Chapitre 2

Chapitre 2

Jisung... Notre amour est beaucoup trop grand qu'il en devient dévastateur.

Jisung sentit une angoisse soudaine tordre ses entrailles. Il ressentait seulement de la peur. Il tourna la tête et jeta un regard par-dessus son épaule en espérant ne plus apercevoir cette silhouette qui le poursuivait.

Il ne vit rien. Mais il continua à courir. Ses poumons lui brûlaient et sa gorge piquait à cause du froid. Mais il devait continuer. Tant qu'il ne se sentait pas en sécurité, il devait courir.

Je t'aime à en mourir.

Les dieux ne veulent pas que je te fasse mien.

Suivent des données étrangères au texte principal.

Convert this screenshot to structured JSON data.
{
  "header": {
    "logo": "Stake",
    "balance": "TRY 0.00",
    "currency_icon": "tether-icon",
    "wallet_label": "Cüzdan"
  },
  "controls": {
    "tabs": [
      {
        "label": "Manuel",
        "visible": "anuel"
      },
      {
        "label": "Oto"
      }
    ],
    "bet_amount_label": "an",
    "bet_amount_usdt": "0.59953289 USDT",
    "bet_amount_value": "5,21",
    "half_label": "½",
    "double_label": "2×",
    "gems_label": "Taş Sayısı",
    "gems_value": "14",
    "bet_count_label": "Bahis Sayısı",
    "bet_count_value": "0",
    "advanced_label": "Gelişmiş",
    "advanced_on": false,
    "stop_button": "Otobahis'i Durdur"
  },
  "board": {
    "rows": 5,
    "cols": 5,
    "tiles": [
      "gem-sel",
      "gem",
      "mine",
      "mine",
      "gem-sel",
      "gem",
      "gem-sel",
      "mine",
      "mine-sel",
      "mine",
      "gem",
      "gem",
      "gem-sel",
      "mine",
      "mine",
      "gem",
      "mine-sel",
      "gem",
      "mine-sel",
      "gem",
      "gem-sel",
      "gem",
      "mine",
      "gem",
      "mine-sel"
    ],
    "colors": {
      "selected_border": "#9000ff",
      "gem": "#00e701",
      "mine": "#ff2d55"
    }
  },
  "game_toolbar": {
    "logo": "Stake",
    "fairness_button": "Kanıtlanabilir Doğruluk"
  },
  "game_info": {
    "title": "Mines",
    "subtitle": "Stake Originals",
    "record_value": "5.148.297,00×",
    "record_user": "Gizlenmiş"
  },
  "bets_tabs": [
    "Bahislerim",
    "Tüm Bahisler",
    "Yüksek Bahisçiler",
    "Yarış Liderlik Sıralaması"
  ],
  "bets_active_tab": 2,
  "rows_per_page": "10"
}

Soudainement, la silhouette apparut devant lui. Il laissa échapper un cri de terreur et il tomba sur ses fesses.

Elle l'avait rattrapé.

Le bras de la silhouette s'allongea jusqu'à ce que ses doigts glacés s'enroulent délicatement autour de son cou. Jisung écarquilla les yeux quand il sentit ses voies respiratoires s'obstruer. Il fut paralysé par la peur.

«Enfin... Je t'attrape.» Murmura l'ombre noire.

Jisung ferma les yeux, sentant au fur et à mesure son énergie s'échapper de son corps.

La dernière chose qu'il nota, avant de se réveiller, était que cette chose n'avait pas de visage.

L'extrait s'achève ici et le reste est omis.